Le travail de Hind revient également sur les raisons qui poussent nombre de familles à marier leur fille au violeur. Celles-ci résident dans le fait que  le mariage constitue un moyen de sauver leur honneur bafoué par l’agresseur, qui lui, garde le sien intact. De plus, beaucoup pensent que  la femme trouve son bonheur  dans les facteurs matériels, et donc on est loin de se soucier de ce qu’elle peut ressentir.«Il semble donc que le mariage est un devoir pour la femme avant d’être un facteur de bonheur», conclut Hind Bensari.
A noter  que Hind, Marocaine basée à Londres, a décroché un double diplôme en histoire du Moyen-Orient et économie, de l'Université d'Edimbourg, suivi d’un certificat en économie politique internationale décerné par la London School of Economics. Passionnée par le Moyen-Orient, Hind articule son parcours professionnel et associatif autour de thèmes touchant à la région.
Après une première expérience en financement de projets novateurs dans les pays du Golfe, Hind se consacre à la conception et au développement de projets, incluant le lancement de la première chaîne télévisée d'affaires du monde arabe, Libya Business TV, au lendemain de la révolution libyenne.
Sur le plan associatif, Hind travaille avec la Croix-Rouge de Beyrouth afin de venir en aide aux victimes de la guerre du Liban (2006), et aide à la coordination d'un voyage de découverte des territoires palestiniens en Cisjordanie, destiné aux jeunes professionnels et étudiants européens en partenariat avec l'université de Birzeit (2010).
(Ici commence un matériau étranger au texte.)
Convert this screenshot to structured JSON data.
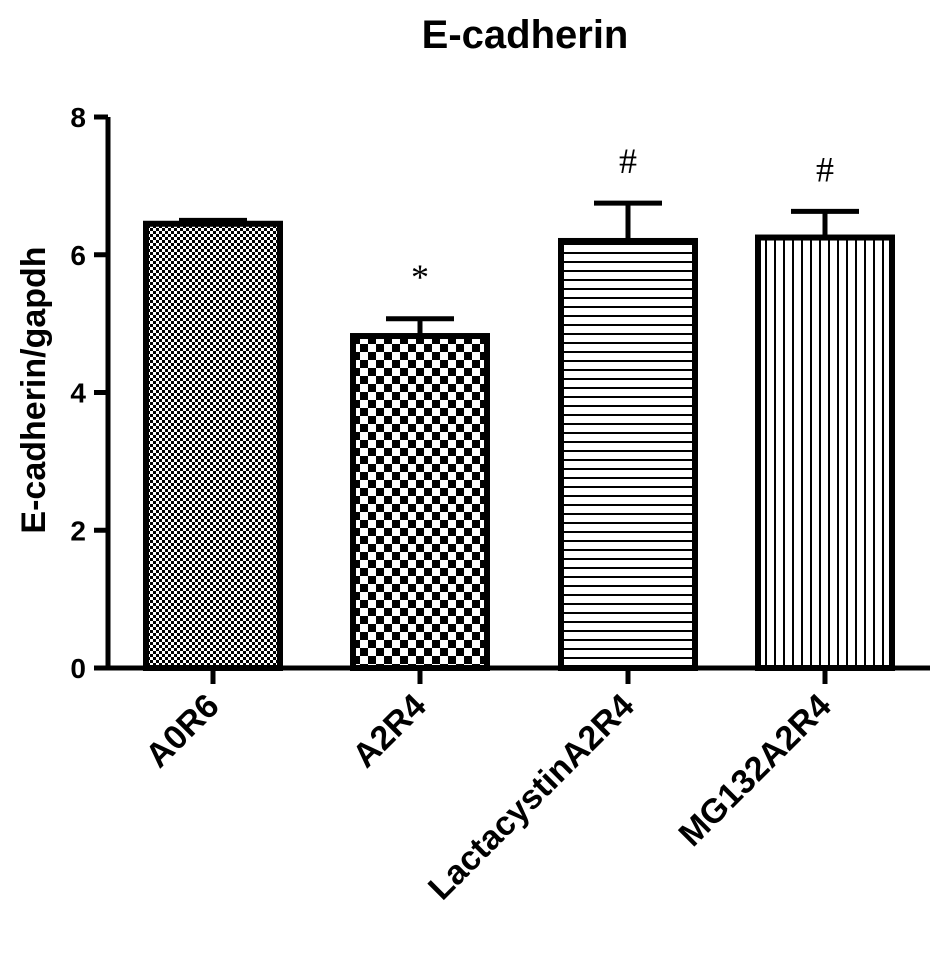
{
  "chart_data": {
    "type": "bar",
    "title": "E-cadherin",
    "xlabel": "",
    "ylabel": "E-cadherin/gapdh",
    "ylim": [
      0,
      8
    ],
    "yticks": [
      "0",
      "2",
      "4",
      "6",
      "8"
    ],
    "categories": [
      "A0R6",
      "A2R4",
      "LactacystinA2R4",
      "MG132A2R4"
    ],
    "values": [
      6.45,
      4.82,
      6.2,
      6.25
    ],
    "errors": [
      0.05,
      0.25,
      0.55,
      0.38
    ],
    "annotations": [
      "",
      "*",
      "#",
      "#"
    ],
    "patterns": [
      "fine-checker",
      "checker",
      "horizontal-stripes",
      "vertical-stripes"
    ],
    "colors": {
      "bar_stroke": "#000000",
      "bar_fill": "#ffffff",
      "axis": "#000000"
    },
    "grid": false,
    "legend": "none"
  }
}
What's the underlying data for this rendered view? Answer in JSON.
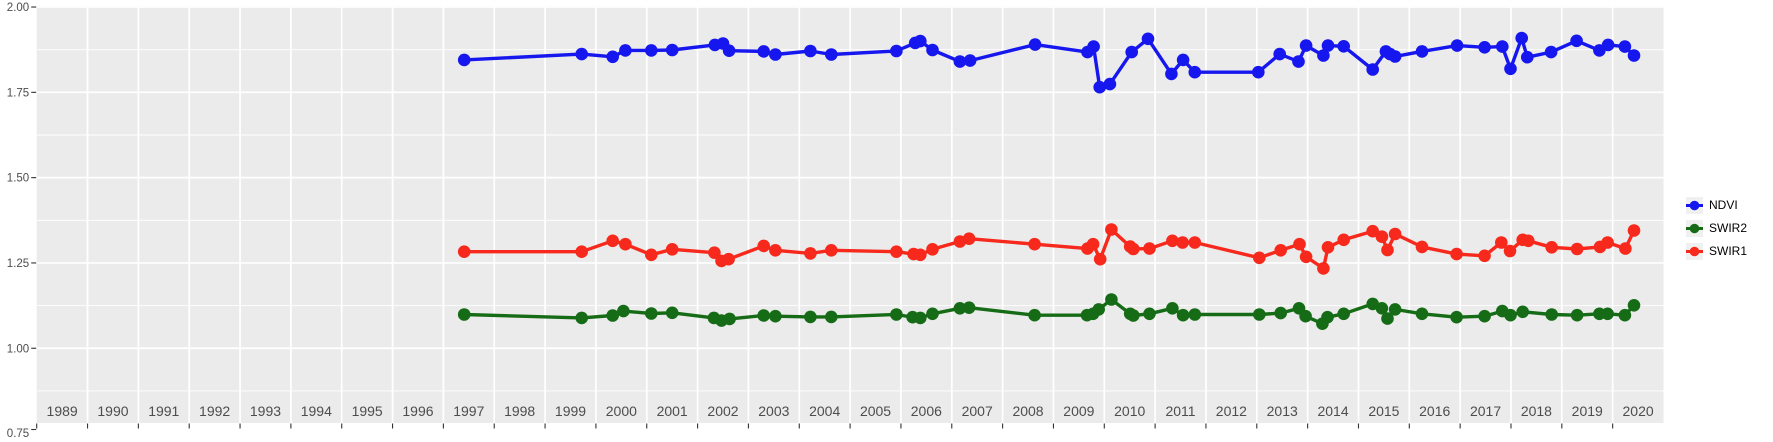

Particulièrement touchée par l'histoire d'Amina Filali, elle décide en 2012 de réaliser un documentaire sur le traitement des victimes de viol au Maroc. Dans un souci d'accessibilité, elle fait le choix de réaliser son documentaire en trois langues (arabe, français et anglais) et de le diffuser librement sur Internet.
Ce premier travail fut réalisé dans une démarche indépendante, et intégralement produit grâce à un financement communautaire et international.